- Born: c. 1977 Bethlehem, Palestine
- Culinary career
- Current restaurants Fawda, Bethlehem (2016–present); Akub, London (2022–present); Louf, Toronto (2025–present); ;
- Website: www.fadikattan.com

= Fadi Kattan =

Palestinian chef

Fadi Kattan (born 1977 or 1978) is a Palestinian chef, hotelier, and cookbook author. His debut book Bethlehem: A Celebration of Palestinian Food (2024) won a Guild of Food Writers (GFW) Award.

== Early life ==
Kattan was born to "one of the oldest Christian families in Bethlehem", with records dating back to at least 1738. His maternal grandmother Julia Dabdoub founded the local Arab Women's Union in 1947 and spoke five languages, while his grandfather Michel Dabdoub, a doctor raised in France, would take Kattan to Paris. On the other side, his Bombay-born father's family were well traveled around India, Japan and Sudan. Prior to the Nakba, the family had 120 dunams (100 acres) of orange groves in Jaffa that were confiscated "overnight" while they were traveling in India.

Kattan attended school in Jerusalem and has siblings, including writer Karim Kattan. Because much of his extended family had lived, traveled, or married outside of the West Bank, Kattan was exposed to a broad range of foods throughout his childhood. He learned to cook from his grandmother Julia and mother Micheline. Kattan completed a Bachelor of Arts (BA) in business administration in Paris. He then pursued a Master of Arts (MA) and studied hotel management at the Institut Vatel in Paris.

== Career ==
Upon returning to Bethlehem in 2000, Kattan worked at the InterContinental Hotel before it shut down after the Second Intifada. He subsequently found work at his father's kitchen business. During this time, Kattan started a local culinary competition. He found general knowledge of Palestinian cuisine lacking, and wanted to challenge the general categories of Mediterranean, Middle Eastern and Levantine, "which don't mean anything, to me", he said. "If you're having a meal in Northern Algeria it has nothing to do with the meal that you could have in South Turkey. And if you are having a meal in occupied Jaffa, most probably the only thing in common with Marseille is that some of the fish are the same, but it stops there."

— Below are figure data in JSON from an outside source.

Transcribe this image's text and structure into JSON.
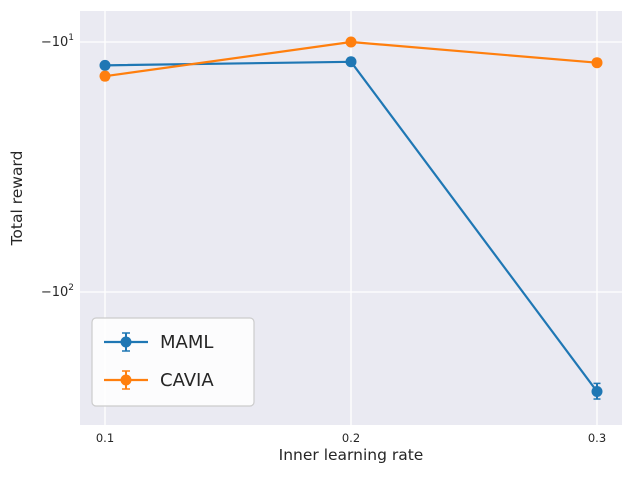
{
  "chart_data": {
    "type": "line",
    "title": "",
    "xlabel": "Inner learning rate",
    "ylabel": "Total reward",
    "x": [
      0.1,
      0.2,
      0.3
    ],
    "xticks": [
      {
        "value": 0.1,
        "label": "0.1"
      },
      {
        "value": 0.2,
        "label": "0.2"
      },
      {
        "value": 0.3,
        "label": "0.3"
      }
    ],
    "yscale": "negative-log10",
    "yticks": [
      {
        "value": -10,
        "base": "−10",
        "exp": "1"
      },
      {
        "value": -100,
        "base": "−10",
        "exp": "2"
      }
    ],
    "ylim": [
      -8.5,
      -400
    ],
    "grid": true,
    "series": [
      {
        "name": "MAML",
        "color": "#1f77b4",
        "values": [
          -12.4,
          -12.0,
          -250
        ],
        "yerr": [
          0.4,
          0.4,
          18
        ]
      },
      {
        "name": "CAVIA",
        "color": "#ff7f0e",
        "values": [
          -13.7,
          -10.0,
          -12.1
        ],
        "yerr": [
          0.5,
          0.3,
          0.4
        ]
      }
    ],
    "legend": {
      "position": "lower-left",
      "entries": [
        "MAML",
        "CAVIA"
      ]
    },
    "style": {
      "plot_bg": "#eaeaf2",
      "grid_color": "#ffffff",
      "text_color": "#262626",
      "legend_bg": "#ffffff",
      "legend_border": "#cccccc"
    }
  }
}
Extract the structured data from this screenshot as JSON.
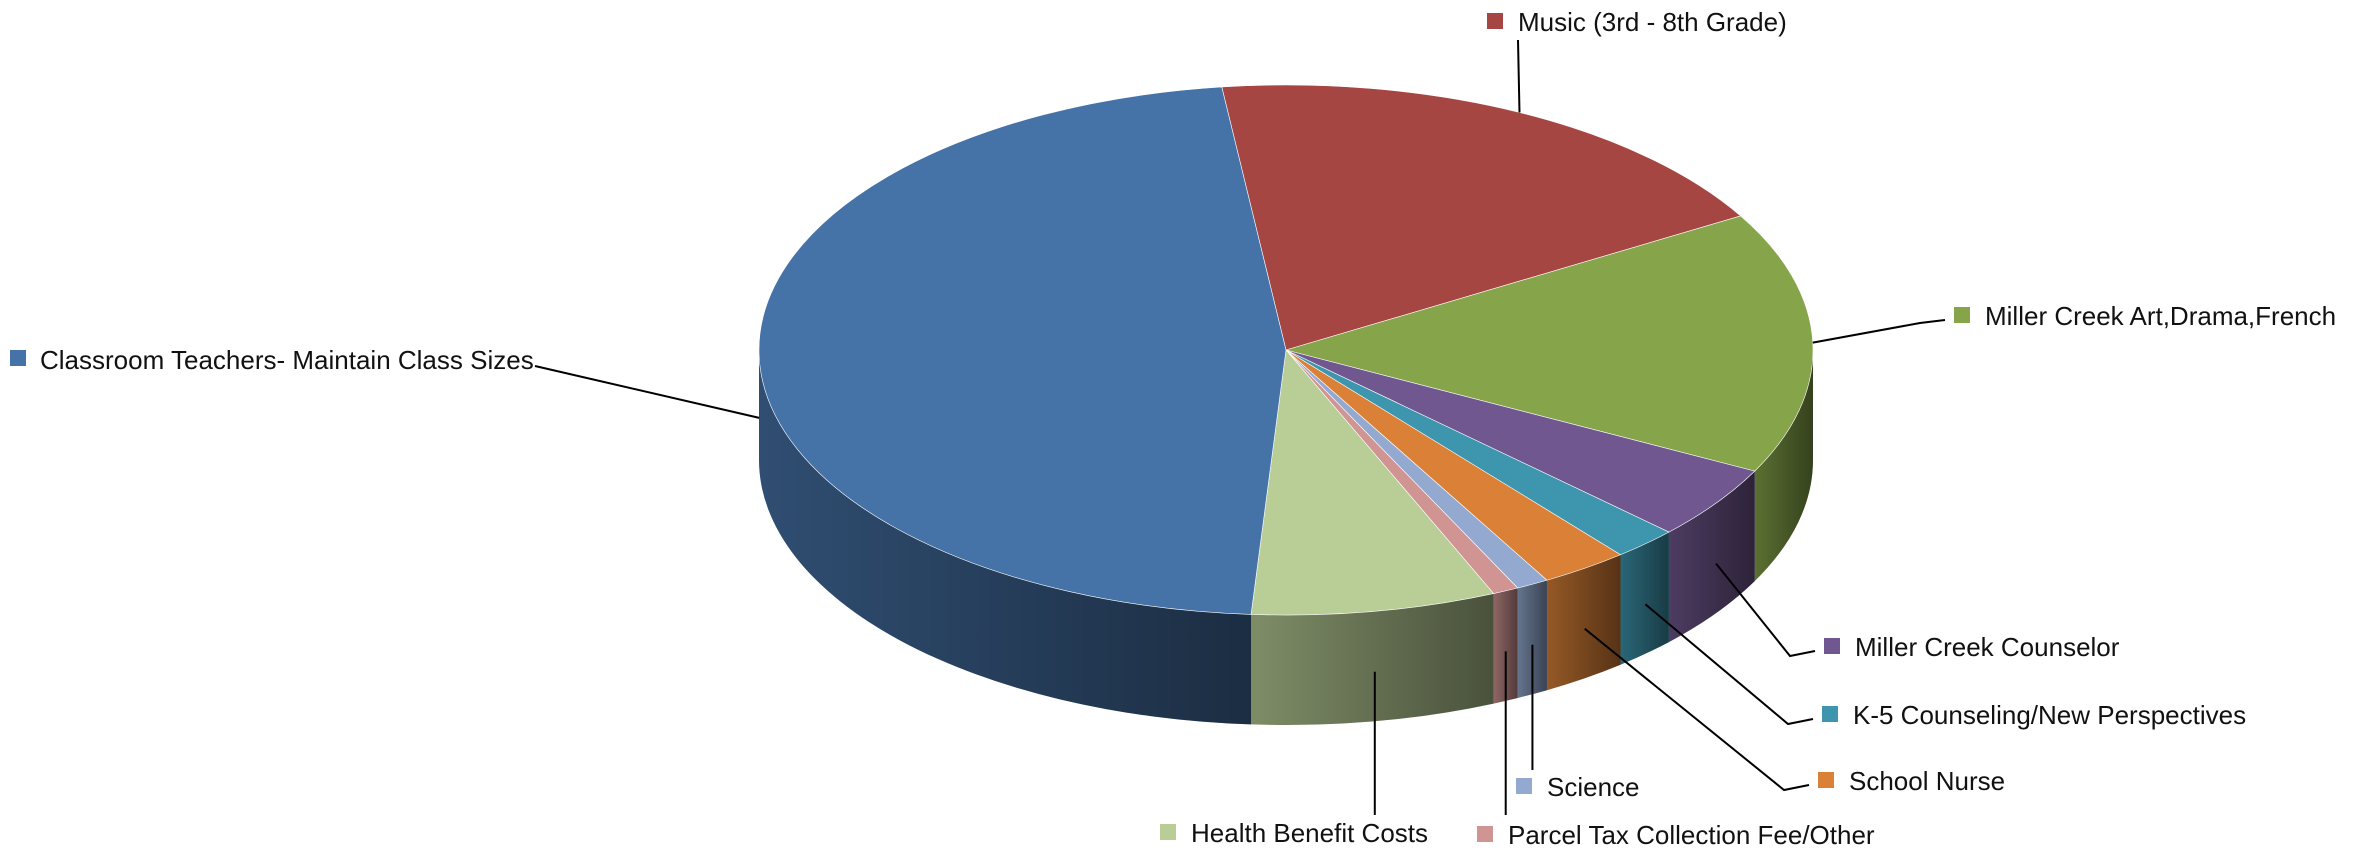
{
  "chart_data": {
    "type": "pie",
    "title": "",
    "style": "3d-exploded-perspective",
    "slices": [
      {
        "name": "Music (3rd - 8th Grade)",
        "value": 18.5,
        "color": "#A64643"
      },
      {
        "name": "Miller Creek Art,Drama,French",
        "value": 16.0,
        "color": "#86A44A"
      },
      {
        "name": "Miller Creek Counselor",
        "value": 4.5,
        "color": "#71578F"
      },
      {
        "name": "K-5 Counseling/New Perspectives",
        "value": 2.0,
        "color": "#3D96AE"
      },
      {
        "name": "School Nurse",
        "value": 2.7,
        "color": "#DA8137"
      },
      {
        "name": "Science",
        "value": 1.0,
        "color": "#93A9D0"
      },
      {
        "name": "Parcel Tax Collection Fee/Other",
        "value": 0.8,
        "color": "#D09493"
      },
      {
        "name": "Health Benefit Costs",
        "value": 7.5,
        "color": "#B9CD96"
      },
      {
        "name": "Classroom Teachers- Maintain Class Sizes",
        "value": 47.0,
        "color": "#4572A7"
      }
    ],
    "legend": "callout-labels"
  }
}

Kattan founded a restaurant, Fawda, in Bethlehem in 2016. The restaurant featured a menu that was improvised daily based on local produce. It closed during the COVID-19 pandemic, with plans to reopen in late 2024. Kattan has also led food tours of Bethlehem and managed the Hosh Al-Syrian guesthouse.

During the COVID-19 lockdown, Kattan started the YouTube series Teta's Kitchen, in which he sought recipes from various mothers and grandmothers around historic Palestine. He hosted a radio segment and podcast titled Ramblings of a Chef for Radio Alhara.

In December 2022, Kattan opened a restaurant called Akub in the Notting Hill area of London. The restaurant combines British produce with Palestinian flavors. In 2023 with Elizabeth Kassis, he co-founded Kassa Boutique Hotel within Bethlehem's historic Sabagh house.

Kattan's debut cookbook Bethlehem: A Celebration of Palestinian Food, comprising 60 recipes, was published on 16 May 2024 by Hardie Grant. Nourie Flayhan provided the book's illustrations. The book is split into four sections, each based on a season of the year, and is interwoven with stories of Kattan's family and Palestinian food artisans and farmers. Bethelehem won Best International or Regional Cookery Book at the 2025 Guild of Food Writers (GFW) Awards.

In 2025, Kattan opened the restaurant Louf in Toronto.

==Personal life==
Kattan is an atheist and secularist. "I don't see the world based on people's faiths... That's my French bit of my identity", he said.